Evolution holds that we all came from a single animal. But what was this animal like?
Two scientists set out to explore out how a single-celled organism evolved into the multitude of species we have on Earth today and did so by drawing an animal family tree, according to the New York Times (paywall). They chose 62 species for the family tree—from invertebrates to single-celled protozoans—and examined their DNA to find commonalities, making a list of 1.5 million protein-coding genes.
They found 6,331 genes present in the common ur-ancestor of all animals on Earth.
In a study published in Nature, Jordi Paps, an evolutionary biologist at the University of Essex and Peter Holland, an Oxford University zoologist, say 55% of the genes in the human genome were present in this ur-animal, which is thought to have lived over 650 million years ago.
We don’t know what the animal looked like or how it lived.
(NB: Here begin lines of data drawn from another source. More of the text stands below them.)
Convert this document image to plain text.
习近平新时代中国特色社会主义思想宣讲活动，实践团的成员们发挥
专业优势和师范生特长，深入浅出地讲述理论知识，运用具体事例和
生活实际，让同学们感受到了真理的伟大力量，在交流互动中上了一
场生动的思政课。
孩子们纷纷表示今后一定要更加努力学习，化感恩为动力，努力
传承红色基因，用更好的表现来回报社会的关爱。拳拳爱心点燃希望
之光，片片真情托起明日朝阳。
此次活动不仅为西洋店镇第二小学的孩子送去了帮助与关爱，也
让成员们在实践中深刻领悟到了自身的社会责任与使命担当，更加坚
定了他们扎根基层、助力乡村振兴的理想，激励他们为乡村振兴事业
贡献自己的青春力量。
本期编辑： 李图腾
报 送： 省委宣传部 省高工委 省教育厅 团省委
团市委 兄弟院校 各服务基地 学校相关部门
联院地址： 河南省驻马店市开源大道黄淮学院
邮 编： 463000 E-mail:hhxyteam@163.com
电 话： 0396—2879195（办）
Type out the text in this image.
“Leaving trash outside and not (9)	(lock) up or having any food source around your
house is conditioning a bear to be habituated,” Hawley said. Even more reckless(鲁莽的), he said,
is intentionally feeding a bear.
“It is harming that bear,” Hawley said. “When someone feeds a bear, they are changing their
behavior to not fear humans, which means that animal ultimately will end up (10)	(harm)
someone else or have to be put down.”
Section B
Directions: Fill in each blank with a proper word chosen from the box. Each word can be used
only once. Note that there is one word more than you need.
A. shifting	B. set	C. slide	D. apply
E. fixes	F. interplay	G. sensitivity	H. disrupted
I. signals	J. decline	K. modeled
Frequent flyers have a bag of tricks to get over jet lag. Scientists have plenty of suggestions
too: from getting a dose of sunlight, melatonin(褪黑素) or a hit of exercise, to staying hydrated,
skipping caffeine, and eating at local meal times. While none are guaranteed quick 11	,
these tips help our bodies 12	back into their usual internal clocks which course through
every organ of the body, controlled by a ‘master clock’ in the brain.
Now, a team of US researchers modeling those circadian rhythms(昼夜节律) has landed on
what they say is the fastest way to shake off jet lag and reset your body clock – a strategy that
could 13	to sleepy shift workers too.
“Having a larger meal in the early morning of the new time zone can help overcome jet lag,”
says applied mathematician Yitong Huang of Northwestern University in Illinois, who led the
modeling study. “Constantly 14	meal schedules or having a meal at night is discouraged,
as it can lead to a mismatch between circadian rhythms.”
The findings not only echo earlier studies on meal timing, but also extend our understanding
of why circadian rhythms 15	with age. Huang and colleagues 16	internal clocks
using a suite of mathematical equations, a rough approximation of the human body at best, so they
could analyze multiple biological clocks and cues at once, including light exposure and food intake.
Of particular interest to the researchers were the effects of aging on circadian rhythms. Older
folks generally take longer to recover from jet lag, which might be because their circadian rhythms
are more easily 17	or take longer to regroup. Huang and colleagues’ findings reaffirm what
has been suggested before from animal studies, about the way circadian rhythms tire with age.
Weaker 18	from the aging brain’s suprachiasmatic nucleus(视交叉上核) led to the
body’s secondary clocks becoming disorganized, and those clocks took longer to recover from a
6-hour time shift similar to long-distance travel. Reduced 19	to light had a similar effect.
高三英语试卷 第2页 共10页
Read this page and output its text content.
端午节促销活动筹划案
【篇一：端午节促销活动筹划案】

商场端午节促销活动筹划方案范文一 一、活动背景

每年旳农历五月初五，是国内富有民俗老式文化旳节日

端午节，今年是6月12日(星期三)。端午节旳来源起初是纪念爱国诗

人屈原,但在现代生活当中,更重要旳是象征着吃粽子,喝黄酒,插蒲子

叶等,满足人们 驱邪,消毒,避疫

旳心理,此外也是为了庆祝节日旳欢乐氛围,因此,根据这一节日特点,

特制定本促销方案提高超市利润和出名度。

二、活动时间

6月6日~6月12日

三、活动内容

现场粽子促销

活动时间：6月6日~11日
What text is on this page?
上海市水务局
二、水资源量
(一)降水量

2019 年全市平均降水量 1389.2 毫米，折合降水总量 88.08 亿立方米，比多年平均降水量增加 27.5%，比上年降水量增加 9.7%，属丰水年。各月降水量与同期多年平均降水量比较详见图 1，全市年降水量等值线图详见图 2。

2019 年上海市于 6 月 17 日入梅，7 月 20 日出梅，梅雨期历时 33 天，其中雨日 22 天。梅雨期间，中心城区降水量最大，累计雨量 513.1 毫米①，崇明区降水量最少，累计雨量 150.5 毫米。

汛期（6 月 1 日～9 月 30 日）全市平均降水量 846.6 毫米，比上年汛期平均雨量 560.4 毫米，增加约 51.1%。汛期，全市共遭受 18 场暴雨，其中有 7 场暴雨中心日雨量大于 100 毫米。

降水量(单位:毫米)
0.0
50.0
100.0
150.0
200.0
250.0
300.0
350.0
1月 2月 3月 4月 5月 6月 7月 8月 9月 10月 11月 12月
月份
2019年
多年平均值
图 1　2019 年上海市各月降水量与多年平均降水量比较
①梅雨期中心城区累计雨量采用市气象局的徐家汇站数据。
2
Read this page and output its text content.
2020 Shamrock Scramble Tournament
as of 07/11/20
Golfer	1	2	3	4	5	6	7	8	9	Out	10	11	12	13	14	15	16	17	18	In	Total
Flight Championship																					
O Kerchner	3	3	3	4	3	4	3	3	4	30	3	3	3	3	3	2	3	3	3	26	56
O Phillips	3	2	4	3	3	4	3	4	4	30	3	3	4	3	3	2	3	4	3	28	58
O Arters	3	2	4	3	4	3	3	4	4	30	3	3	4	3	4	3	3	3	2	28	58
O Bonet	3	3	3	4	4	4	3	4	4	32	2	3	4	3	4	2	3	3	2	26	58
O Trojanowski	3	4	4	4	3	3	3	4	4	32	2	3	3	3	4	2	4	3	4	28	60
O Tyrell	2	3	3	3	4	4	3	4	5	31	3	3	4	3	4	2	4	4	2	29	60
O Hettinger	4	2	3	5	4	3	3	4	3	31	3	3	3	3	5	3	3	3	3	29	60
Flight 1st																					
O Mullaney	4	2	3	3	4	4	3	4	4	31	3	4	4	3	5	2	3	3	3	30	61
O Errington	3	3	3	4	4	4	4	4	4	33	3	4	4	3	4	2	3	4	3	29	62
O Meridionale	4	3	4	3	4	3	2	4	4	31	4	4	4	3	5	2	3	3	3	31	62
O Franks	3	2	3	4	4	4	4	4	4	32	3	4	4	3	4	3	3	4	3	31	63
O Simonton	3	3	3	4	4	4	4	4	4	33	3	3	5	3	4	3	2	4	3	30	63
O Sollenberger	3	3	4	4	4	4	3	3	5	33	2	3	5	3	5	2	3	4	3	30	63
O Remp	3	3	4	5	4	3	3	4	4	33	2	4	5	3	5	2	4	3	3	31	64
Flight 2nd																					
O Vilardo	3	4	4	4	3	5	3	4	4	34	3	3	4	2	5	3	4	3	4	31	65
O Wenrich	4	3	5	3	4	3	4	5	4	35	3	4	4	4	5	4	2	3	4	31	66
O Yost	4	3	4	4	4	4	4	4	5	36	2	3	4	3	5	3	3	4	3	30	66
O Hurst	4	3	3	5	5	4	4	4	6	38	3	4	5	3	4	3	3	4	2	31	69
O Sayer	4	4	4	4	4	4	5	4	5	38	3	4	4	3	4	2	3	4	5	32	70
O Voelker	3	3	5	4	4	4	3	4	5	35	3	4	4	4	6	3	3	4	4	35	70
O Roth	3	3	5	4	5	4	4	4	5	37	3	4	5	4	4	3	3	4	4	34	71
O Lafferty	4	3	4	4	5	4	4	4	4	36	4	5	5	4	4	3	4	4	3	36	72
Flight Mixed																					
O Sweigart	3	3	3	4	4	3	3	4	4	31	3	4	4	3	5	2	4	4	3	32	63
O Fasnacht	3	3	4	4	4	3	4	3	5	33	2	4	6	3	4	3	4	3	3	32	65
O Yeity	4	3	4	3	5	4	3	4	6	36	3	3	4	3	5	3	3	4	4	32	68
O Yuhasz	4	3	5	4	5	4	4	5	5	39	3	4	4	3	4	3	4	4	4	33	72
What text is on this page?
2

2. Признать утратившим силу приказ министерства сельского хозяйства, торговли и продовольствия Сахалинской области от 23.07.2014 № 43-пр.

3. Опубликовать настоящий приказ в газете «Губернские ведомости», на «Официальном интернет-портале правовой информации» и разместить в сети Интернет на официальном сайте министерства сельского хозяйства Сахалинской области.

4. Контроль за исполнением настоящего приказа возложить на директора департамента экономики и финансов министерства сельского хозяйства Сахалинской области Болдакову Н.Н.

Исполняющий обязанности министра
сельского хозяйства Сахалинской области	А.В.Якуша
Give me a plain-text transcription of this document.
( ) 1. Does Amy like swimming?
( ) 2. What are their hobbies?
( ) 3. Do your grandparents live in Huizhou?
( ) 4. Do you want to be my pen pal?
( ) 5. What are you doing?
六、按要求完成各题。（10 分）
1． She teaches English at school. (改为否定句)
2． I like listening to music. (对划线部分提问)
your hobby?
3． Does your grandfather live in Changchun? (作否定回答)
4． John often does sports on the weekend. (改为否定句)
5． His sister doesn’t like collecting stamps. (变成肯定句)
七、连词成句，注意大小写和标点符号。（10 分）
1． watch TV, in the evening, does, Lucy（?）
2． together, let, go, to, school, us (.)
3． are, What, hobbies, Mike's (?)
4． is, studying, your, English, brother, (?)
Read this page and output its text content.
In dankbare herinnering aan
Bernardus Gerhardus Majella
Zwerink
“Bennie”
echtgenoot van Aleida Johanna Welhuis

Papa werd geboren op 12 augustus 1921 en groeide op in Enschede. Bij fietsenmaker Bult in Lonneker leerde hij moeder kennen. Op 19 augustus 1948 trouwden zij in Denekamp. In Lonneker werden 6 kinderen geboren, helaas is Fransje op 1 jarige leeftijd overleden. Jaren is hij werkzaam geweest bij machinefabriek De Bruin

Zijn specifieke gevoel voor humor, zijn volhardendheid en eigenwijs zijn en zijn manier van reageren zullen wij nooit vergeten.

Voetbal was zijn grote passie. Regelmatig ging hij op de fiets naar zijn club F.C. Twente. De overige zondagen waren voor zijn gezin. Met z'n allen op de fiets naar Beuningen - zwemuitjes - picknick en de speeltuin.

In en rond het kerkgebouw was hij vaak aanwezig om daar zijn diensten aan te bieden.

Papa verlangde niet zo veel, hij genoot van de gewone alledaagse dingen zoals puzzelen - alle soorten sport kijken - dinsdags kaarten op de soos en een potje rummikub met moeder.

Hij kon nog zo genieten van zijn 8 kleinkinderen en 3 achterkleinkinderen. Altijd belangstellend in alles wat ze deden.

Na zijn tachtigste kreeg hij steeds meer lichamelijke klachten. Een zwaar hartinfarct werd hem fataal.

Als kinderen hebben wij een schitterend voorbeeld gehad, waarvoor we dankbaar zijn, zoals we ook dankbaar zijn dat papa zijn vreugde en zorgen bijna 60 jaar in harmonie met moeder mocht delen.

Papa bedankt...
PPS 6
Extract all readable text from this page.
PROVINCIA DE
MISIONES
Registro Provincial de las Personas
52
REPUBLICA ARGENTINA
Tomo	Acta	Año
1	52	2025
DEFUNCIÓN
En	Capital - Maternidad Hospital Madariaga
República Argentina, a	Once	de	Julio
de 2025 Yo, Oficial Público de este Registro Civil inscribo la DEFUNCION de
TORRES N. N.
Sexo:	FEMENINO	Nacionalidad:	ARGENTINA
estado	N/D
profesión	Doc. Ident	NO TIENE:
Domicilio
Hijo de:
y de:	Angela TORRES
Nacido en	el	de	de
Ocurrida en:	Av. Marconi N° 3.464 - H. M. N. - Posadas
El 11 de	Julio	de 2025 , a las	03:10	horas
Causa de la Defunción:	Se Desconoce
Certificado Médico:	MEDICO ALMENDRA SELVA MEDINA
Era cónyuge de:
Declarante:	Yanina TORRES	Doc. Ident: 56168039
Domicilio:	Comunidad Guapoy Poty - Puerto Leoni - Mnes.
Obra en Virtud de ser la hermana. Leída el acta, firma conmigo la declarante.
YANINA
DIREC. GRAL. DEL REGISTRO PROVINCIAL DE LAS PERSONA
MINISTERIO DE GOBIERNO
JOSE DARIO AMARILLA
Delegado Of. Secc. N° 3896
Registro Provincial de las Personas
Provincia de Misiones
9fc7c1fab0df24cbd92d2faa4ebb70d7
But Paps has a theory of how it evolved; he told the Times that an evolutionary burst of new genes in early animals may have been due to an environment that triggered many mutations, or that animal ancestors gradually accumulated all these new genes over eons.
Some of these genes have been evolved billions of years ago, some more recently—that would sit with earlier studies that found evolution gave new jobs to old genes. Paps said sometimes a random string of DNA can mutate and begin producing a protein, or a gene can accidentally duplicate and these duplicates can eventually produce a new kind of protein.